The length of the deal is also noticeable. It wasn’t long ago that a player in his mid-30s coming off a career year would be offered a multi-year contract near $10 million AAV. With Markakis signing a one-year deal for less than half of that, it shows you the state of today’s market for aging players. However, it works out perfectly for the Braves who have a couple of outstanding outfield prospects waiting in the wings.

Observing the outfield market; it was hard to imagine where the Braves could go to find an upgrade over Markakis. Bryce Harper was never an option. Some realistic alternatives like Michael Brantley and Andrew McCutchen did not stay on the open market for long. A.J. Pollock is a screaming red flag. Even the trade market was not ideal, and it required the Braves to part ways with some of their talented prospects.
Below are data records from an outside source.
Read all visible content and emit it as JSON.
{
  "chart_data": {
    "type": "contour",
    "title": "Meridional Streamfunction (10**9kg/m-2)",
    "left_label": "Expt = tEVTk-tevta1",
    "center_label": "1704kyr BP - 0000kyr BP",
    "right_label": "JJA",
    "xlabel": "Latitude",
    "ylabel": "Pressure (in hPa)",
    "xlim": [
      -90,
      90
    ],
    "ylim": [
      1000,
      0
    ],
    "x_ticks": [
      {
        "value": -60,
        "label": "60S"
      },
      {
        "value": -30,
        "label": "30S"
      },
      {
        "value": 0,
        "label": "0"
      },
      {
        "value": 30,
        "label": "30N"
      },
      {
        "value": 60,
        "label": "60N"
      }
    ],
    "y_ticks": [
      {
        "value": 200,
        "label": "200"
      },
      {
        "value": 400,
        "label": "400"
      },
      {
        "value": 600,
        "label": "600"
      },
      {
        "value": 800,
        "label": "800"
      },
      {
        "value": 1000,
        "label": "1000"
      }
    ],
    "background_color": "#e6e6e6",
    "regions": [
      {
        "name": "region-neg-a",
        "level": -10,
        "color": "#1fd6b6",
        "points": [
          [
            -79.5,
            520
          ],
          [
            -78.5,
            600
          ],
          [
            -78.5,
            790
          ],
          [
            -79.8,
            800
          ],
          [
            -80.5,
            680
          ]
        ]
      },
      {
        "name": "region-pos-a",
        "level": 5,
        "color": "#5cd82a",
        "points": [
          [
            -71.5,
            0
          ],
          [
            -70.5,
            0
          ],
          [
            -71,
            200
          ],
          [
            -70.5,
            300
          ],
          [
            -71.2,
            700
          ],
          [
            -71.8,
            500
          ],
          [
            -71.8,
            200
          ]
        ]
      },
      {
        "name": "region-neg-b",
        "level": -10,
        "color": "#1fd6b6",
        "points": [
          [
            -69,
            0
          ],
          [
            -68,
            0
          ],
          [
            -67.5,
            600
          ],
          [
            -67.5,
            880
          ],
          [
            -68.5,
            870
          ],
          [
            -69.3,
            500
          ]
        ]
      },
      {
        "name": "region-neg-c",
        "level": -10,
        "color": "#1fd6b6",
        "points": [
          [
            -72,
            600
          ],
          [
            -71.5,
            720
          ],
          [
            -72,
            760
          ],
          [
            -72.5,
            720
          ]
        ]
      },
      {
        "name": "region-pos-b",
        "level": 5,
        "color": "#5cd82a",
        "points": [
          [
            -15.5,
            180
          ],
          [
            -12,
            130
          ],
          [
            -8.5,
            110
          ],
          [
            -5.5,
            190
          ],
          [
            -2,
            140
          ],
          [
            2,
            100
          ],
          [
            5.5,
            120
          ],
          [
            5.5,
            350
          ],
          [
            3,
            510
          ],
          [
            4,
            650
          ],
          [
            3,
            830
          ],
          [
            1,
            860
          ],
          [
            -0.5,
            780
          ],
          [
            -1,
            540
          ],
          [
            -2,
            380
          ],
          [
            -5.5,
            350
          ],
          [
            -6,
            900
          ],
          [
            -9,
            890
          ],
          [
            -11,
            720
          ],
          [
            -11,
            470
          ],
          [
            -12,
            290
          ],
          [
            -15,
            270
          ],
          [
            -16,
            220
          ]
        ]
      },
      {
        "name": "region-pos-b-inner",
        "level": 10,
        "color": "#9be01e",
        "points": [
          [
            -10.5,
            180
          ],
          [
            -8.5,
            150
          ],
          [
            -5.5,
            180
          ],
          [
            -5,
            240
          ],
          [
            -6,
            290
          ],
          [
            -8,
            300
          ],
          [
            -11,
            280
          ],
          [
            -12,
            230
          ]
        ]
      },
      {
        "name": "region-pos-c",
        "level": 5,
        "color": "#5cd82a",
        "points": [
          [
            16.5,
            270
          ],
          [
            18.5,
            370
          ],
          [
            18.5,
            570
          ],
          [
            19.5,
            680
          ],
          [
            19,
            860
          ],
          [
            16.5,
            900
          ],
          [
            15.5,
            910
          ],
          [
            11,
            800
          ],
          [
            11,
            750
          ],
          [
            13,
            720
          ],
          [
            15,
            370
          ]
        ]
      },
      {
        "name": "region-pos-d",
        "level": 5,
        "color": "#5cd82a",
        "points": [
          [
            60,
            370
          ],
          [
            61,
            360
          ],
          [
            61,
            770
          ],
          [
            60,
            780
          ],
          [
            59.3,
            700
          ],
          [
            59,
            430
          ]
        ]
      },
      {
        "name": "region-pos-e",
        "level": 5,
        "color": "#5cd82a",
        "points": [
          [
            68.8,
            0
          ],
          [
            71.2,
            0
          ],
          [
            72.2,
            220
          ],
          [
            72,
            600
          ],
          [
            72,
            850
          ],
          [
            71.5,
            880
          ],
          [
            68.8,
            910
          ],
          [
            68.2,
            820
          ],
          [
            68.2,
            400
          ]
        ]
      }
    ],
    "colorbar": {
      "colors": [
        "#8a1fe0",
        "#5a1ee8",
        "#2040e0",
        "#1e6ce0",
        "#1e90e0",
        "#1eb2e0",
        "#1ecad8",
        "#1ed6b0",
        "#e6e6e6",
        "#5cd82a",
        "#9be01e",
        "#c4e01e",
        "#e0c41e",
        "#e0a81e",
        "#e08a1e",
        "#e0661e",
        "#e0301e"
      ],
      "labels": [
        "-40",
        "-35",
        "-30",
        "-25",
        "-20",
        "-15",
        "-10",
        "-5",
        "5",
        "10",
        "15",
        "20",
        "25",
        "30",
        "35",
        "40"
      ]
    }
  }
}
Last year, Markakis slashed .297/.366/.440 with an .802 OPS. He was an ironman for the Braves, playing in all 162 games, recording 185 hits including 43 doubles and even won a Gold-Glove. Sure, Markakis’s production dropped off in the second half of the season, but he still put together an unbelievable body of work over a full season. Had his splits been reversed, and he had excelled in the second half of the season instead of the first half, this deal would be viewed as an utter steal (which it still is).

Another detail that should put Braves fans at ease is the fact that Markakis no longer has to occupy the cleanup spot. The Braves have stated that they would like to have Acuña, Donaldson, and Freeman hit first, second and third in the order, but that doesn’t seem likely unless they make another addition to their lineup. Markakis has never been a prototypical cleanup hitter and will be better off further down in the order, or perhaps in the two-hole. As of now, Donaldson and Acuña seem like the most likely candidates to occupy the fourth spot in the order.

In addition to all of this, according to reports, Markakis wanted to come back to Atlanta and took less money and years on his contract so he could return.

This isn’t the blockbuster signing fans have been waiting for, but this was a fantastic value move for the club. They continue to remain active on all fronts and still plan on making an addition or two to improve before the start of the season.